REPUBLIKA.CO.ID, JAKARTA – Allah SWT menjamin rezeki untuk setiap makhluknya yang ada di bumi, rezeki itupun telah ditentukan bagi masing-masing.
Ulama dan pemikir asal Turki, Badiuzzaman Said Nursi (1878-1960) mengungkapkan bahwa rezeki terbagi menjadi dua.
Pertama, yaitu rezeki hakiki yang menjadi ketergantungan hidup seseorang. Rezeki tersebut dijamin Allah SWT sesuai dengan bunyi ayat di atas.
“Setiap orang bisa memperoleh rezeki tersebut jika ikhtiar buruk manusia tidak ikut campur, tidak sampai mengorbankan agamanya, serta tidak menggadaikan kehormatan dan harga dirinya,” jelas Nursi dikutip dari buku “Misteri Puasa, Hemat, dan Syukur” terbitan Risalah Nur Press.
Kedua, rezeki majazi.

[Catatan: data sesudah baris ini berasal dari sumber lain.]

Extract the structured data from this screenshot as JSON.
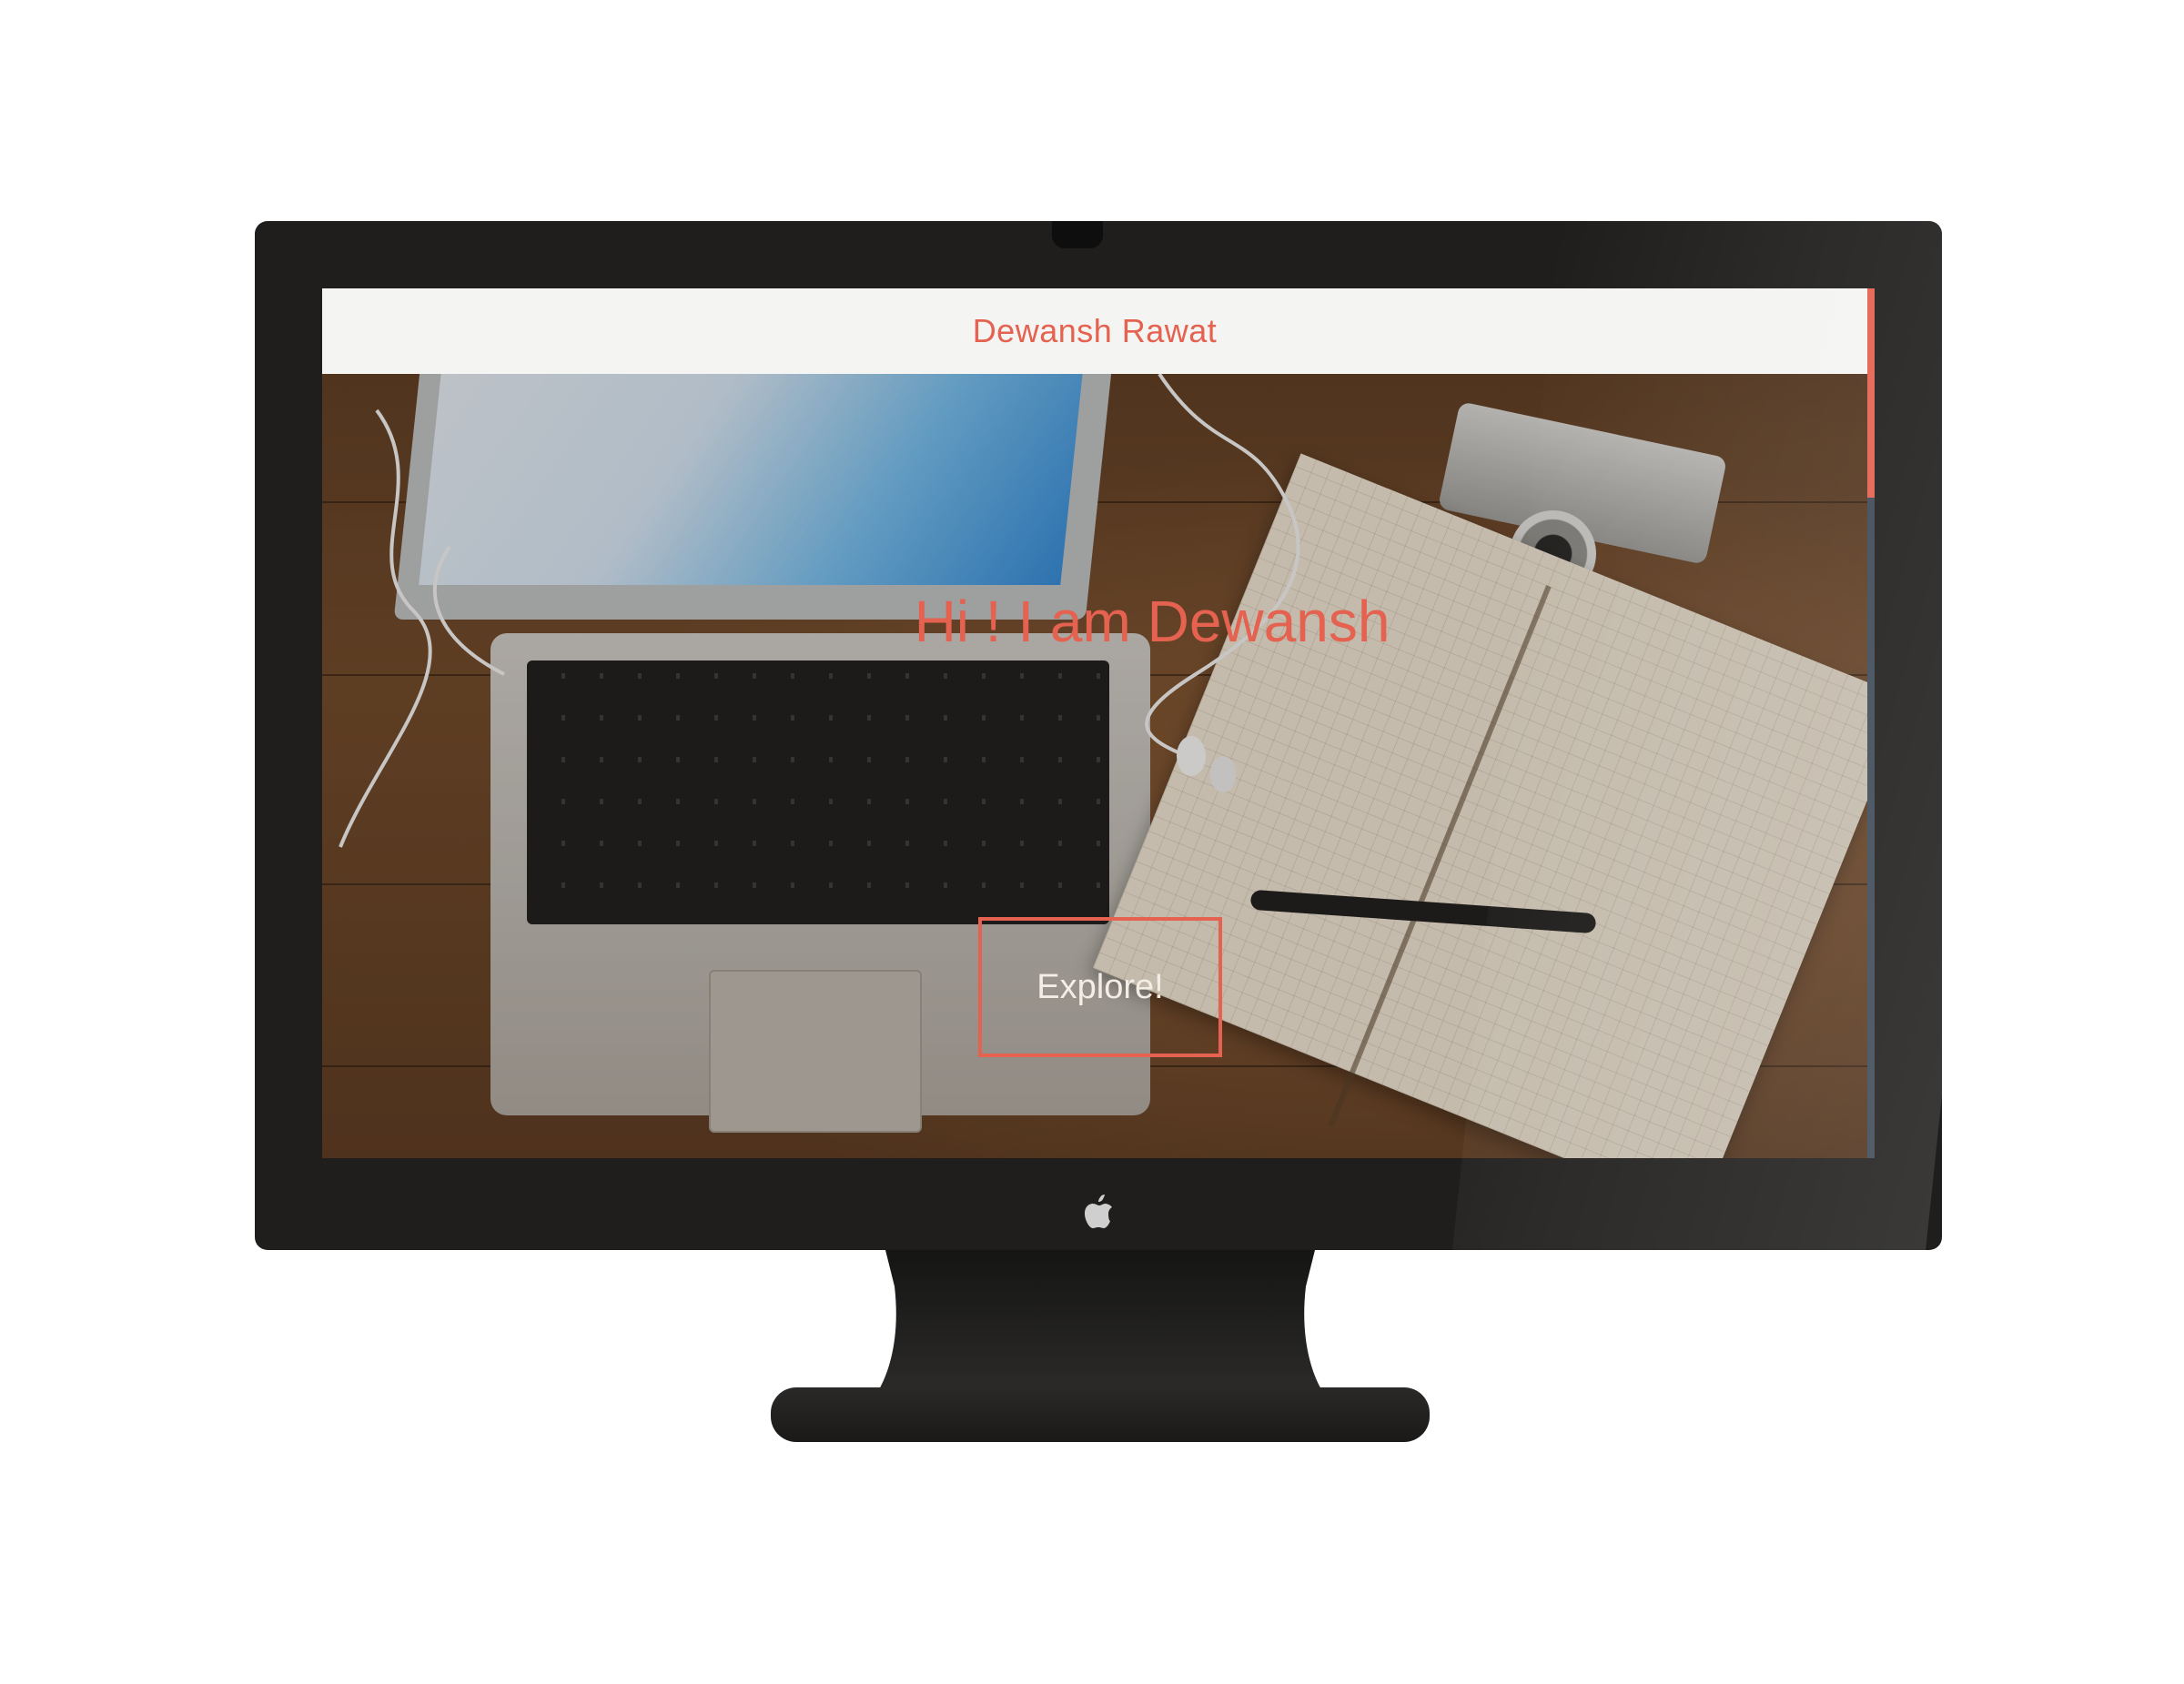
{
  "header": {
    "site_title": "Dewansh Rawat"
  },
  "hero": {
    "heading": "Hi ! I am Dewansh",
    "cta_label": "Explore!"
  },
  "colors": {
    "accent": "#e4624f",
    "navbar_bg": "#f4f4f2",
    "bezel": "#1f1e1d",
    "scroll_track": "#3d4a57"
  },
  "scrollbar": {
    "position_fraction": 0.0
  },
  "icons": {
    "device_logo": "apple-logo-icon"
  }
}
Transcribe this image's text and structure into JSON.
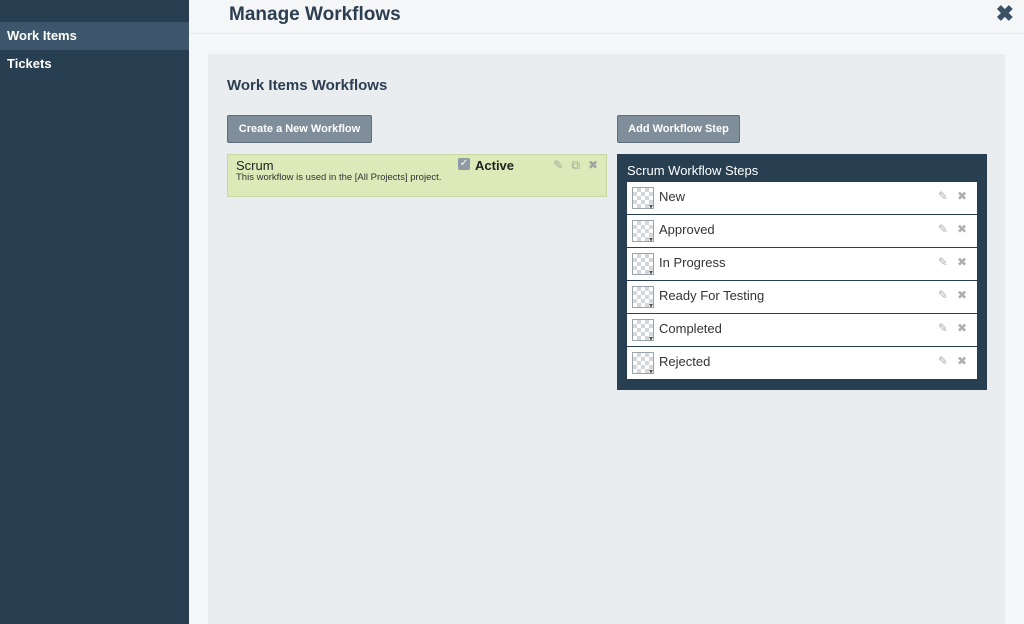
{
  "sidebar": {
    "items": [
      {
        "label": "Work Items",
        "active": true
      },
      {
        "label": "Tickets",
        "active": false
      }
    ]
  },
  "header": {
    "title": "Manage Workflows",
    "close_icon": "close-icon"
  },
  "main": {
    "section_title": "Work Items Workflows",
    "create_button": "Create a New Workflow",
    "add_step_button": "Add Workflow Step",
    "workflow": {
      "name": "Scrum",
      "description": "This workflow is used in the [All Projects] project.",
      "active_label": "Active",
      "active": true,
      "card_color": "#dbeab8"
    },
    "steps_panel": {
      "title": "Scrum Workflow Steps",
      "steps": [
        {
          "label": "New"
        },
        {
          "label": "Approved"
        },
        {
          "label": "In Progress"
        },
        {
          "label": "Ready For Testing"
        },
        {
          "label": "Completed"
        },
        {
          "label": "Rejected"
        }
      ]
    }
  },
  "colors": {
    "sidebar": "#283e51",
    "sidebar_active": "#3e566b",
    "button": "#7f8e9a",
    "panel": "#e9edf0"
  }
}
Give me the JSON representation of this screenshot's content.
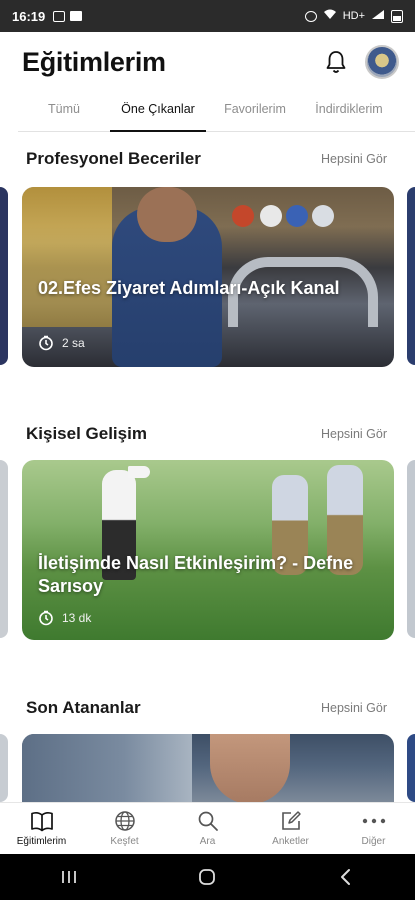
{
  "status_bar": {
    "time": "16:19",
    "network": "HD+"
  },
  "header": {
    "title": "Eğitimlerim"
  },
  "tabs": [
    {
      "label": "Tümü"
    },
    {
      "label": "Öne Çıkanlar"
    },
    {
      "label": "Favorilerim"
    },
    {
      "label": "İndirdiklerim"
    }
  ],
  "sections": [
    {
      "title": "Profesyonel Beceriler",
      "see_all": "Hepsini Gör",
      "card": {
        "title": "02.Efes Ziyaret Adımları-Açık Kanal",
        "duration": "2 sa"
      }
    },
    {
      "title": "Kişisel Gelişim",
      "see_all": "Hepsini Gör",
      "card": {
        "title": "İletişimde Nasıl Etkinleşirim? - Defne Sarısoy",
        "duration": "13 dk"
      }
    },
    {
      "title": "Son Atananlar",
      "see_all": "Hepsini Gör"
    }
  ],
  "bottom_nav": [
    {
      "label": "Eğitimlerim",
      "icon": "book-icon"
    },
    {
      "label": "Keşfet",
      "icon": "globe-icon"
    },
    {
      "label": "Ara",
      "icon": "search-icon"
    },
    {
      "label": "Anketler",
      "icon": "edit-icon"
    },
    {
      "label": "Diğer",
      "icon": "more-icon"
    }
  ],
  "colors": {
    "accent": "#111111",
    "muted": "#8e8e8e",
    "status_bar": "#2b2b2b"
  }
}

Menurut Nursi, orang yang menyalahgunakan rezeki jenis ini akan terbelenggu oleh kebutuhan yang tidak penting, di mana kemudian berubah menjadi kebutuhan pokok baginya akibat penyakit taklid atau sikap meniru orang lain.
“Karena rezeki ini berada di luar jaminan Tuhan, maka biaya untuk memperolehnya sangat mahal, khususnya di zaman sekarang ini,” kata Nursi.
Harta tersebut, lanjut dia, seringkali diperoleh dengan cara menggadaikan kehormatan. Bahkan, meskipun dengan mencium kaki orang.
Lebih dari itu, kadang kala harta yang buruk dan tidak berkah tersebut harus dibayar dengan mengorbankan kesucian agama, padahal dia merupakan cahaya kehidupan yang abadi.
Selanjutnya, menurut Nursi, kepedihan yang lahir dari rasa kasihan kepada sesama lantaran kondisi yang dialami orang-orang lapar pada zaman di mana kemiskinan merajalela membuat para pemilik hati nurani merasa sedih, jika masih memiliki hati nurani, sehingga kenikmatan yang didapatkan dari harta haram menjadi pahit.
“Pada zaman yang aneh ini, seseorang harus membatasi diri dengan bingkai darurat dalam mempergunakan harta yang masih meragukan,” jelas dia.
Atas dasar itu, kata Nursi, harta yang haram bisa diterima secara terpaksa dalam batas darurat, tidak lebih dari itu.
”Seseorang yang terpaksa tidak boleh memakan bangkai hingga kenyang. Tetapi dia boleh memakan bangkai tersebut untuk sekadar bertahan hidup. Selain itu, tidak boleh memakan makanan secara lahap di hadapan ratusan orang lapar,” kata Nursi.